Jill BERA blog lecture theatre image
Back in the present day, this year's conference saw a number of my colleagues from Cambridge Assessment's Research Division presenting their research on a range of fascinating subjects: 'Whether the Extended Project Qualification helps students improve their performance in other qualifications' (Tim Gill); 'The study of modern foreign languages in England: uptake in secondary school and progression to Higher Education' (Carmen Vidal Rodeiro); and Lorna Stabler, a graduate trainee from Cambridge International Examinations, presented research on the validity of a performance-based assessment in an Art and Design qualification.
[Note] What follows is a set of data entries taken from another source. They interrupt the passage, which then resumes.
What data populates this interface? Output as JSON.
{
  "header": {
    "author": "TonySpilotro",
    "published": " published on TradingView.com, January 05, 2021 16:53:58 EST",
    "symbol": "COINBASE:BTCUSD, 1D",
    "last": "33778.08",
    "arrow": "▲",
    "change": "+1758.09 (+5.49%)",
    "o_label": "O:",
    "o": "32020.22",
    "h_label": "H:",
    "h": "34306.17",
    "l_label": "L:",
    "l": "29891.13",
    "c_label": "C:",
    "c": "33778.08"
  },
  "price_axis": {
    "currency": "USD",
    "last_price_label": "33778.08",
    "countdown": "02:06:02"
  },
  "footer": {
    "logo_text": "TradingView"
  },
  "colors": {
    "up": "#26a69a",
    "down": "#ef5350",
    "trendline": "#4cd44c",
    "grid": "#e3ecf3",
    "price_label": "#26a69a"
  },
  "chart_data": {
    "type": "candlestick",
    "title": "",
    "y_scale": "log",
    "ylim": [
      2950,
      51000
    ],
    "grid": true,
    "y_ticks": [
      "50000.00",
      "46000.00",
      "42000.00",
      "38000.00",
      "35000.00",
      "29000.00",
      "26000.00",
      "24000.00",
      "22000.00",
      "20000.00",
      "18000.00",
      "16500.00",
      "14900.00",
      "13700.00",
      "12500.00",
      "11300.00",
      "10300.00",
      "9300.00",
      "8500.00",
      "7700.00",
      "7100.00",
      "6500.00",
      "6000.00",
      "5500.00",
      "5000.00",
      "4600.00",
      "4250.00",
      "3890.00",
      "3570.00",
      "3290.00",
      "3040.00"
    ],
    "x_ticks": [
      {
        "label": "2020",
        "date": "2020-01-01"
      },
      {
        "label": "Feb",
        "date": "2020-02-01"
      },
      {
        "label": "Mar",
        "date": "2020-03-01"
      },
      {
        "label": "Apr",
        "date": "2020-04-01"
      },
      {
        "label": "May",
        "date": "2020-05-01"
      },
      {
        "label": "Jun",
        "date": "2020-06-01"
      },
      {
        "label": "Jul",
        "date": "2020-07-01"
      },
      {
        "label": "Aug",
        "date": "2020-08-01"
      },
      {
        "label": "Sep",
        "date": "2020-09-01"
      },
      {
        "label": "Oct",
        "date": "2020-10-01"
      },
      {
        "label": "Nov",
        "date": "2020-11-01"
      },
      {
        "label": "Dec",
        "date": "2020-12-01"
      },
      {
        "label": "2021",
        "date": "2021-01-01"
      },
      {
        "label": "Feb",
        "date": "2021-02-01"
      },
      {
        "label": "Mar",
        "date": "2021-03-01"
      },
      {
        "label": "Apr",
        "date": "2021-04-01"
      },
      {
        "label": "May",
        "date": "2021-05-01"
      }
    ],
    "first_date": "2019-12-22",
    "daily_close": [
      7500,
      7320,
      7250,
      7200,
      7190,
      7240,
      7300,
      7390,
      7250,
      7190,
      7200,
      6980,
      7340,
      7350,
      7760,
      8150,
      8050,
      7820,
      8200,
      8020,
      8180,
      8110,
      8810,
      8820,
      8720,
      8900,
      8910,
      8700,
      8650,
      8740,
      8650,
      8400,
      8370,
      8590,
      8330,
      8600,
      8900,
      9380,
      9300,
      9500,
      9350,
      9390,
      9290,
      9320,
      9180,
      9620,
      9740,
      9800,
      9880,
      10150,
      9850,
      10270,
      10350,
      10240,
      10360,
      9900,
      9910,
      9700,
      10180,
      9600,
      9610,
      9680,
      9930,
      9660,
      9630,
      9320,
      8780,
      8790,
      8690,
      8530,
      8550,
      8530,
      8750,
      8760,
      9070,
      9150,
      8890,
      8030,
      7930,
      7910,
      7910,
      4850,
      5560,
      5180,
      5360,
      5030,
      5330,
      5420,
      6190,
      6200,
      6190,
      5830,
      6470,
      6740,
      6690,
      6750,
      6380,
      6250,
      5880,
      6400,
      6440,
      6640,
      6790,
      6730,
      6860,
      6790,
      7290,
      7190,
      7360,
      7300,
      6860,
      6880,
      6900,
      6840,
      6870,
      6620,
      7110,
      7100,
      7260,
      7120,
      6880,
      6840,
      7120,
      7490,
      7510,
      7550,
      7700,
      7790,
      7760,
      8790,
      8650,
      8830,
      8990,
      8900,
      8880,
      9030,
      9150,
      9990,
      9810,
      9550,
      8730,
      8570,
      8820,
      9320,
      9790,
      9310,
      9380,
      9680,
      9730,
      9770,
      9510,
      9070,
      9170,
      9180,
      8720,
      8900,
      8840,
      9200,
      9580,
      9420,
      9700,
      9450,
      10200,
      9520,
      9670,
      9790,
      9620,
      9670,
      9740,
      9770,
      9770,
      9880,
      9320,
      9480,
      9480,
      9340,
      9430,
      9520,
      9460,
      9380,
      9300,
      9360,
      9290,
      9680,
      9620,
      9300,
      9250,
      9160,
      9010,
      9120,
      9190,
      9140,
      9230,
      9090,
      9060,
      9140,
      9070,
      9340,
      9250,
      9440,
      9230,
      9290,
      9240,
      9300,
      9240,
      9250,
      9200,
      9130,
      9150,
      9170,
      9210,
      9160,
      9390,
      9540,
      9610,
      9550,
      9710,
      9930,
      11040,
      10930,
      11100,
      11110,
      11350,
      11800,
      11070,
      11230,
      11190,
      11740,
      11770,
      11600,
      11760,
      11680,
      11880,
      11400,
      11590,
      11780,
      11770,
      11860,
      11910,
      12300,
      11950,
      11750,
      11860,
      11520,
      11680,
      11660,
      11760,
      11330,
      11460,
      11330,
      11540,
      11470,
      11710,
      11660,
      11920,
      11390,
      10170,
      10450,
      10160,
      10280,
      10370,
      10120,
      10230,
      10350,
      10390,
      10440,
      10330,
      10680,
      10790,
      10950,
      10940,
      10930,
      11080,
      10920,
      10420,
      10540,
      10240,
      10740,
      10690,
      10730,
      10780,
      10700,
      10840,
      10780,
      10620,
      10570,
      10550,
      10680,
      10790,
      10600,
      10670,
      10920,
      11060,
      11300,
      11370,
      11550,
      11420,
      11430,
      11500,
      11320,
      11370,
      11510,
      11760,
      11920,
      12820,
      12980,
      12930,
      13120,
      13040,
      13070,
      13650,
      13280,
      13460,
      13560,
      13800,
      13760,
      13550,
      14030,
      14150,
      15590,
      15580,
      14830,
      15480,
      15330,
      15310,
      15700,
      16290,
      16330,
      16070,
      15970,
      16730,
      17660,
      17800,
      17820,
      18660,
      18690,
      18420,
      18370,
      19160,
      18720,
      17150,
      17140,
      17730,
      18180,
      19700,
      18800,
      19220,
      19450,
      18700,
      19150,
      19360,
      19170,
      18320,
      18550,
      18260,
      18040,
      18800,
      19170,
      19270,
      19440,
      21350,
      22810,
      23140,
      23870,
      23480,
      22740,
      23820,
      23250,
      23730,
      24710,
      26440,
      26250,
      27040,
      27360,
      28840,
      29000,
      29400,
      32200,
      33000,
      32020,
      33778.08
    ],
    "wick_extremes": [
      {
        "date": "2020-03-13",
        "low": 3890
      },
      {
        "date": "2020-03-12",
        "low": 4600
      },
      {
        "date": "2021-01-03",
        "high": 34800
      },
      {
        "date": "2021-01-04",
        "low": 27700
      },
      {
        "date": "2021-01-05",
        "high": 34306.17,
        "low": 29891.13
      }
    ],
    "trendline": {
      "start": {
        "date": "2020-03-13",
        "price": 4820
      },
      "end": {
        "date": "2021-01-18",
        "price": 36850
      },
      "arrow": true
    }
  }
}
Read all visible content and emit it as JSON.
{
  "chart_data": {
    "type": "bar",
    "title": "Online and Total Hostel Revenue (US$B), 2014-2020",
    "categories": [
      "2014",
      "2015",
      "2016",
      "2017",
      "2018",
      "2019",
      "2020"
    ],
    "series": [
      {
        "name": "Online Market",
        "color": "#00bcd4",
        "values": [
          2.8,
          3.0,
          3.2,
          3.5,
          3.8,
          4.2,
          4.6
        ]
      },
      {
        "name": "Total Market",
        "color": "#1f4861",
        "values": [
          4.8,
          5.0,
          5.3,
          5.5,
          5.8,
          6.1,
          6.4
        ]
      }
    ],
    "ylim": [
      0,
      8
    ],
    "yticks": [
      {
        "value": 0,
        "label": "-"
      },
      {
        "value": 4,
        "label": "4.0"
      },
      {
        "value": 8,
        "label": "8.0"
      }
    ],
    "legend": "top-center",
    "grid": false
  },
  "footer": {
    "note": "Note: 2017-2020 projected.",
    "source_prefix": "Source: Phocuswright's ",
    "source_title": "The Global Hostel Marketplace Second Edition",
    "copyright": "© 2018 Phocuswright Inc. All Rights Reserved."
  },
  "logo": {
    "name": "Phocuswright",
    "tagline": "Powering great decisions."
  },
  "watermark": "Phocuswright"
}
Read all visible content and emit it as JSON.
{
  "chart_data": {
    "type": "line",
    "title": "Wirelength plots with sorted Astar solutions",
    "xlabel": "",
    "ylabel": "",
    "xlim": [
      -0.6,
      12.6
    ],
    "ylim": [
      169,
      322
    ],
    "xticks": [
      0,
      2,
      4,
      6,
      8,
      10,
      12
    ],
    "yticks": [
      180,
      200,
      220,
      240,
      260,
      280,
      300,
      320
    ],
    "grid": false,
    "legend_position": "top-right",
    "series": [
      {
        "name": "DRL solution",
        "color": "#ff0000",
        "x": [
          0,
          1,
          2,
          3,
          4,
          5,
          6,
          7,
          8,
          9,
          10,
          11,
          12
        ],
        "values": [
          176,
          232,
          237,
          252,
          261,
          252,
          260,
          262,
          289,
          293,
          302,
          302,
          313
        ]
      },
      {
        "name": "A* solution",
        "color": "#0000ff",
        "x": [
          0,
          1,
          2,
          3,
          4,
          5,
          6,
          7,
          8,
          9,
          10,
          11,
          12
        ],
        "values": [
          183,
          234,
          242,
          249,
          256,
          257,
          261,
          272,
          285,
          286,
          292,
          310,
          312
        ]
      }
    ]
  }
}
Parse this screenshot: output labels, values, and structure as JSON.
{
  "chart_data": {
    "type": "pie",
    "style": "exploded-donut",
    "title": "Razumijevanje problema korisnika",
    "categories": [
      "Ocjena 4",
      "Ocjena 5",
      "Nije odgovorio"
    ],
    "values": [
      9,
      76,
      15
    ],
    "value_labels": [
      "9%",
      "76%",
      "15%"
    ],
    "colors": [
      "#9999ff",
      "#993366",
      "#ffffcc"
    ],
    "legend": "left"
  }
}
Jill BERA blog Carmen image
On the exhibition stand (pictured above) we had a number of interesting conversations with delegates who had travelled from all over the world to engage with current research. I was there to talk about the Cambridge Assessment Network and our programme of professional development opportunities, and it was fascinating to share thoughts about assessment practice with delegates from the UAE, Pakistan, New Zealand and the USA.

Admittedly, I hadn't travelled quite so far from Cambridge back to Leeds, but debating ideas in the lecture theatre (this time reached more safely via the staircase) definitely gave me a sense of time travelling. Not born too late.